Generalized Graph Transformer Variational Autoencoder
Siddhant Karki
TL;DR
The paper tackles link prediction on graphs by replacing traditional message passing with a Generalized Graph Transformer Variational Autoencoder (GGT-VAE) that uses Laplacian positional encodings and global self-attention to learn a probabilistic latent space. It demonstrates that transformer-based encoders can capture both local and global graph structure without neighborhood aggregation, achieving competitive ROC-AUC and AP on Planetoid datasets (Cora and Citeseer). Through qualitative attention maps and quantitative metrics like globality, the authors show how the model reasons over long-range relationships, with ablations confirming robust performance across reasonable hyperparameter ranges.
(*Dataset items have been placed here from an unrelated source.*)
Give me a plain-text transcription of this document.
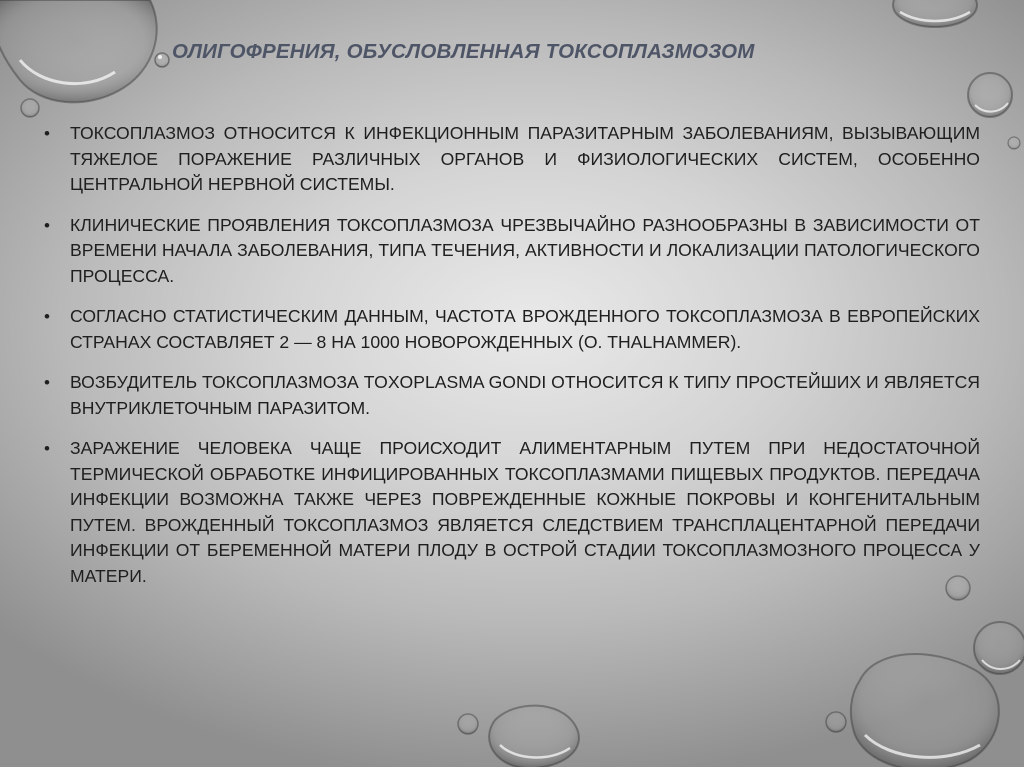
ОЛИГОФРЕНИЯ, ОБУСЛОВЛЕННАЯ ТОКСОПЛАЗМОЗОМ
• ТОКСОПЛАЗМОЗ ОТНОСИТСЯ К ИНФЕКЦИОННЫМ ПАРАЗИТАРНЫМ ЗАБОЛЕВАНИЯМ, ВЫЗЫВАЮЩИМ ТЯЖЕЛОЕ ПОРАЖЕНИЕ РАЗЛИЧНЫХ ОРГАНОВ И ФИЗИОЛОГИЧЕСКИХ СИСТЕМ, ОСОБЕННО ЦЕНТРАЛЬНОЙ НЕРВНОЙ СИСТЕМЫ.
• КЛИНИЧЕСКИЕ ПРОЯВЛЕНИЯ ТОКСОПЛАЗМОЗА ЧРЕЗВЫЧАЙНО РАЗНООБРАЗНЫ В ЗАВИСИМОСТИ ОТ ВРЕМЕНИ НАЧАЛА ЗАБОЛЕВАНИЯ, ТИПА ТЕЧЕНИЯ, АКТИВНОСТИ И ЛОКАЛИЗАЦИИ ПАТОЛОГИЧЕСКОГО ПРОЦЕССА.
• СОГЛАСНО СТАТИСТИЧЕСКИМ ДАННЫМ, ЧАСТОТА ВРОЖДЕННОГО ТОКСОПЛАЗМОЗА В ЕВРОПЕЙСКИХ СТРАНАХ СОСТАВЛЯЕТ 2 — 8 НА 1000 НОВОРОЖДЕННЫХ (О. THALHAMMER).
• ВОЗБУДИТЕЛЬ ТОКСОПЛАЗМОЗА TOXOPLASMA GONDI ОТНОСИТСЯ К ТИПУ ПРОСТЕЙШИХ И ЯВЛЯЕТСЯ ВНУТРИКЛЕТОЧНЫМ ПАРАЗИТОМ.
• ЗАРАЖЕНИЕ ЧЕЛОВЕКА ЧАЩЕ ПРОИСХОДИТ АЛИМЕНТАРНЫМ ПУТЕМ ПРИ НЕДОСТАТОЧНОЙ ТЕРМИЧЕСКОЙ ОБРАБОТКЕ ИНФИЦИРОВАННЫХ ТОКСОПЛАЗМАМИ ПИЩЕВЫХ ПРОДУКТОВ. ПЕРЕДАЧА ИНФЕКЦИИ ВОЗМОЖНА ТАКЖЕ ЧЕРЕЗ ПОВРЕЖДЕННЫЕ КОЖНЫЕ ПОКРОВЫ И КОНГЕНИТАЛЬНЫМ ПУТЕМ. ВРОЖДЕННЫЙ ТОКСОПЛАЗМОЗ ЯВЛЯЕТСЯ СЛЕДСТВИЕМ ТРАНСПЛАЦЕНТАРНОЙ ПЕРЕДАЧИ ИНФЕКЦИИ ОТ БЕРЕМЕННОЙ МАТЕРИ ПЛОДУ В ОСТРОЙ СТАДИИ ТОКСОПЛАЗМОЗНОГО ПРОЦЕССА У МАТЕРИ.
The work highlights the potential of combining graph transformers with variational inference for scalable graph generation and link prediction, with future directions toward full graph generation, molecular design, and multimodal conditioning.
Abstract
Graph link prediction has long been a central problem in graph representation learning in both network analysis and generative modeling. Recent progress in deep learning has introduced increasingly sophisticated architectures for capturing relational dependencies within graph-structured data. In this work, we propose the Generalized Graph Transformer Variational Autoencoder (GGT-VAE). Our model integrates Generalized Graph Transformer Architecture with Variational Autoencoder framework for link prediction. Unlike prior GraphVAE, GCN, or GNN approaches, GGT-VAE leverages transformer style global self-attention mechanism along with laplacian positional encoding to model structural patterns across nodes into a latent space without relying on message passing. Experimental results on several benchmark datasets demonstrate that GGT-VAE consistently achieves above-baseline performance in terms of ROC-AUC and Average Precision. To the best of our knowledge, this is among the first studies to explore graph structure generation using a generalized graph transformer backbone in a variational framework.